Subhash Chandra Dubey, senior superintendent of police, Sahranpur said 25 houses were set on fire, but Dalits of the village 25 km from Saharanpur insist 55 houses and five shops were burnt down on May 5 after a Thakur youth was killed in caste clashes.
Relatives of affected Dalit families fear more attacks after the terror allegedly unleashed by Thakurs following a procession to honour Rajput ruler Maharana Pratap that triggered the clash last Friday.
Saharanpur district has 26% Dalit population spread across villages and 10% Thakurs. But in Shabbirpur village which home to 572 families, the total population of the village is 4,000 which include 2500 Thakurs and 600 Dalits and this lop-sided ratio worries the Dalits.

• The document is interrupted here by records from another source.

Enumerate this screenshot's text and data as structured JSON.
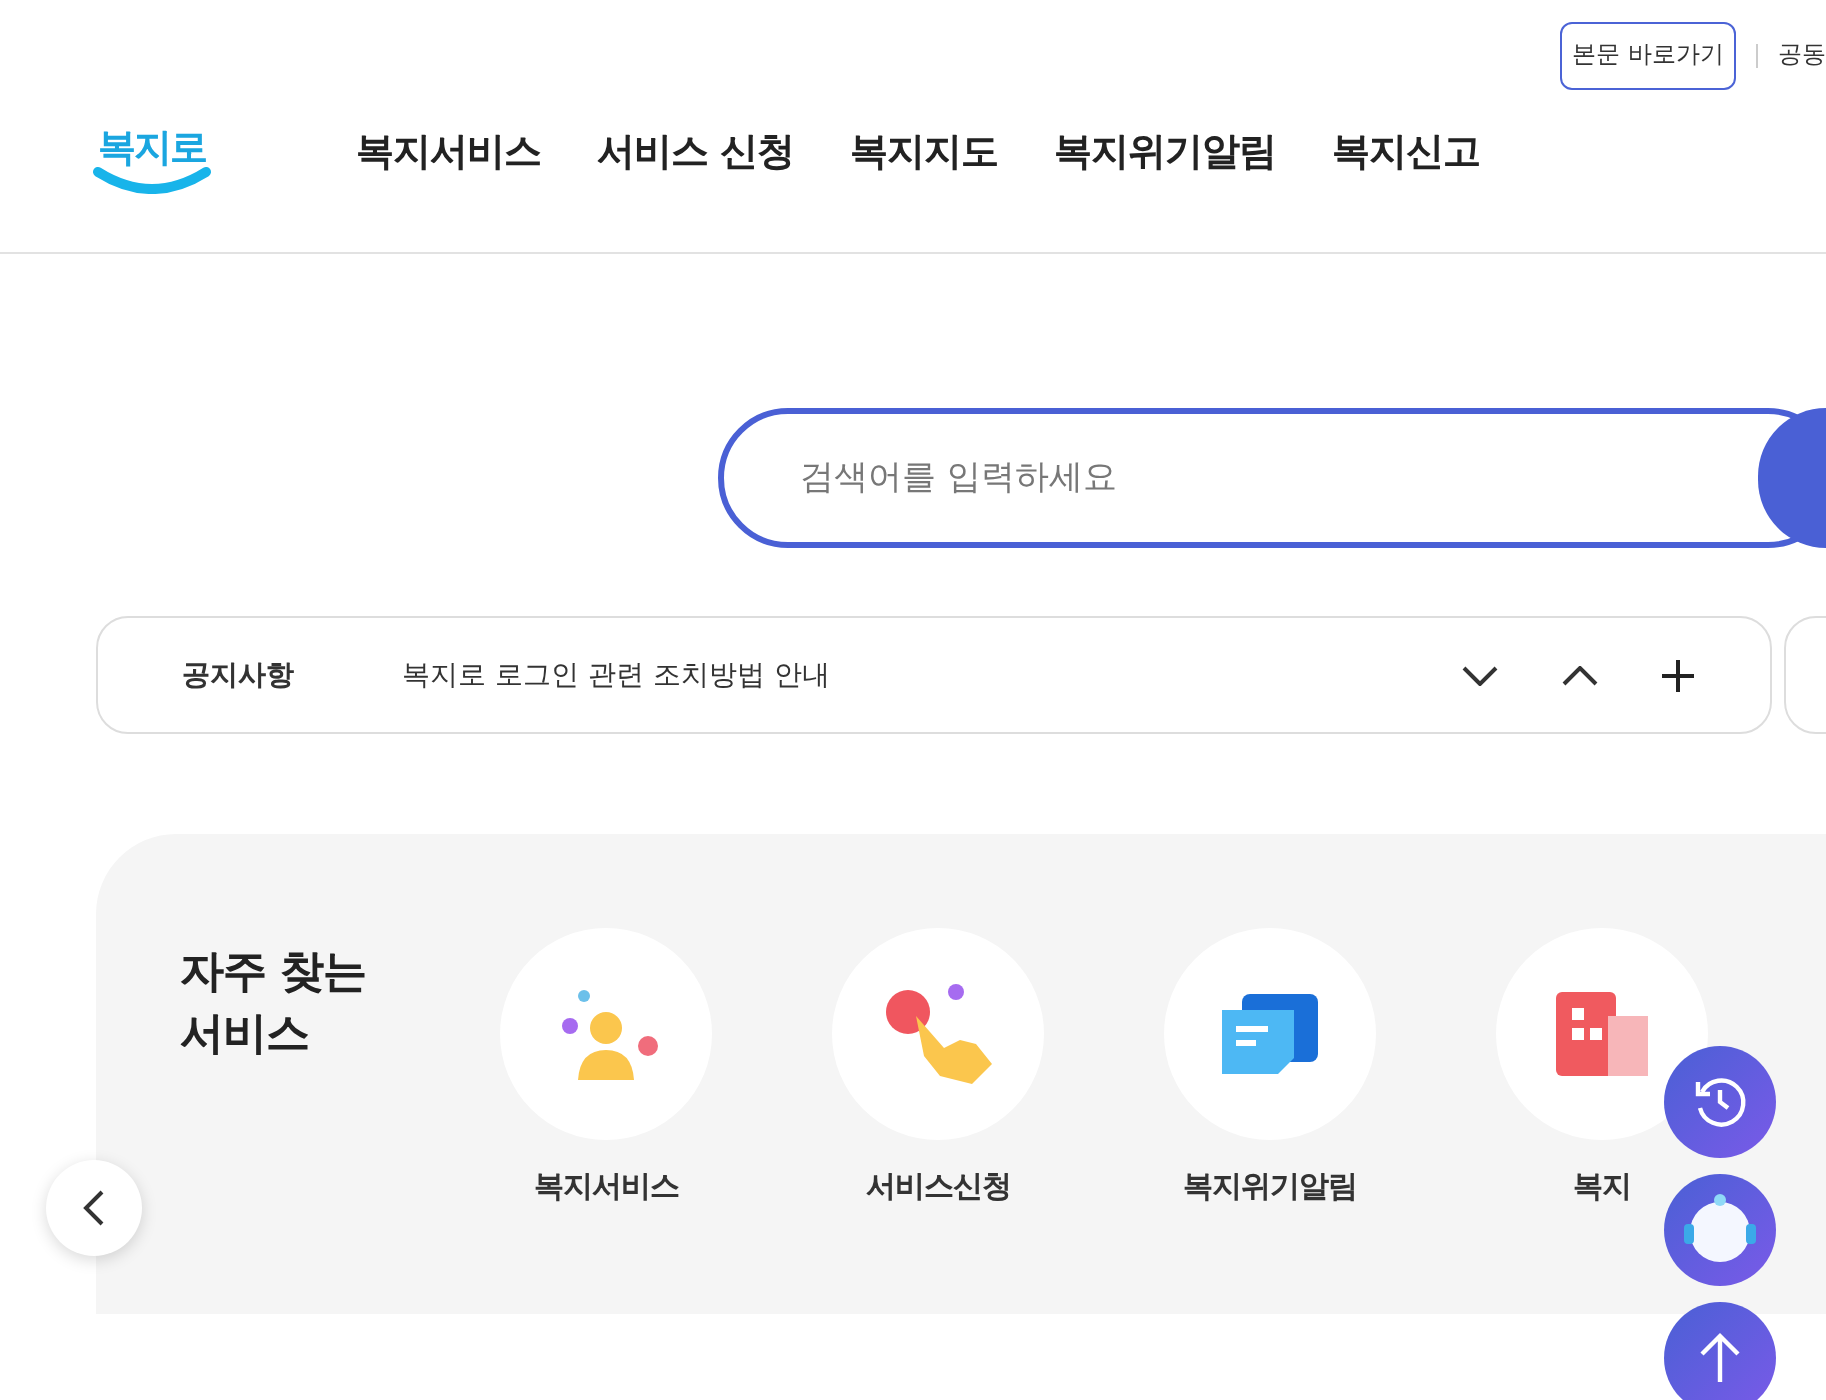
{
  "header": {
    "logo": "복지로",
    "skip_link": "본문 바로가기",
    "utility_link": "공동",
    "nav": [
      "복지서비스",
      "서비스 신청",
      "복지지도",
      "복지위기알림",
      "복지신고"
    ]
  },
  "search": {
    "placeholder": "검색어를 입력하세요"
  },
  "notice": {
    "label": "공지사항",
    "text": "복지로 로그인 관련 조치방법 안내"
  },
  "frequent": {
    "title": "자주 찾는\n서비스",
    "items": [
      {
        "kind": "person",
        "label": "복지서비스"
      },
      {
        "kind": "hand",
        "label": "서비스신청"
      },
      {
        "kind": "message",
        "label": "복지위기알림"
      },
      {
        "kind": "grid",
        "label": "복지"
      }
    ]
  }
}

“Thakurs were always dominant as a caste in the area which also have Jatav Dalits in good numbers,” said Dalit activist Ram Kumar.
“Only women, who could manage to escape the wrath on that day are living in these ransacked houses. Most of the men have fled to safer places due to the fear,” said Nafe Singh at the house of his relatives Dal Singh and Kamla Devi, both of whom are undergoing treatment along with their four-year-old son Badal.
The Dalit houses and five shops in Shabbirppur were seemingly attacked one by one. The strewn grocery, cattle with burn injuries, damaged motorcycles, remains of utensils and other furniture still lie around in the half-burnt homes.
Ratan, 55, one of the eyewitnesses recalled how “a mob of over a 1000 youths on two-wheelers armed with swords and rods wreaked havoc and vandalised everything that came in their way till the row of Thakur houses started”. All this, he alleged, in broad day light and amidst police presence.
Sadly, incidents like these are not new in Saharanpur, a communally sensitive district of western Uttar Pradesh. The Thakur-Dalit animosity had also played out ahead of 2017 UP assembly polls when the BJP’s state vice-president Dayashankar Singh made derogatory remarks against BSP chief Mayawati. Dayashankar was expelled only to be reinstated later after his wife Swati Singh won the Assembly election from a Lucknow seat.
In April, similar clashes were reported from Sadak Dudhli village of Saharanpur when the BJP took out a procession, without permission, to mark the birth anniversary of Babasaheb Bhimrao Ambedkar.
“Dalits fear that violence may erupt again any time. Thakurs will try to assert their dominance. They have already spread the word that a Jatav has killed a Thakur. No Dalit would dare to live here in future,” said Virendra Kumar, a resident of the village who works with a construction firm.
Main Lal, a member of the Bhim Army, a group of youth behind the Dalit protests said that they have more reasons to worry as “police sided with the Thakurs and would implicate Dalits in false cases.”
Virendra Rana, a local Thakur leader who switched from SP to BJP recently said Dalits were being instigated by some vested interests to resort to violence.
“Otherwise what is wrong in commemorating Maharana Pratap Jayanti. He was a national icon, not of any particular community,” he said.
But experts say that the fresh violence against Dalits is a tactical move by the ruling BJP ahead of civic polls scheduled in next two months.
“Even during the historic assembly mandate, BJP lost both assembly seats-Saharanpur and Saharanpur nagar to SP-Congress alliance. The party thus had only one representative-Raghav Lakhan Pal in the region,” said political analyst, Prof Sudhir Panwar.
Dalit activists also see a larger political motive behind the violence and blame the BJP. They apprehend that the fear may spread in 80 villages of the district with predominant Dalit population.
“It is pre-planned in accordance with consolidation of BJP votes. They (BJP) tried Dalit vs Muslims in April Sadak Dudhli but failed. Now they are putting up Dalits against Thakurs. It has been there since long,” said Ram Kumar.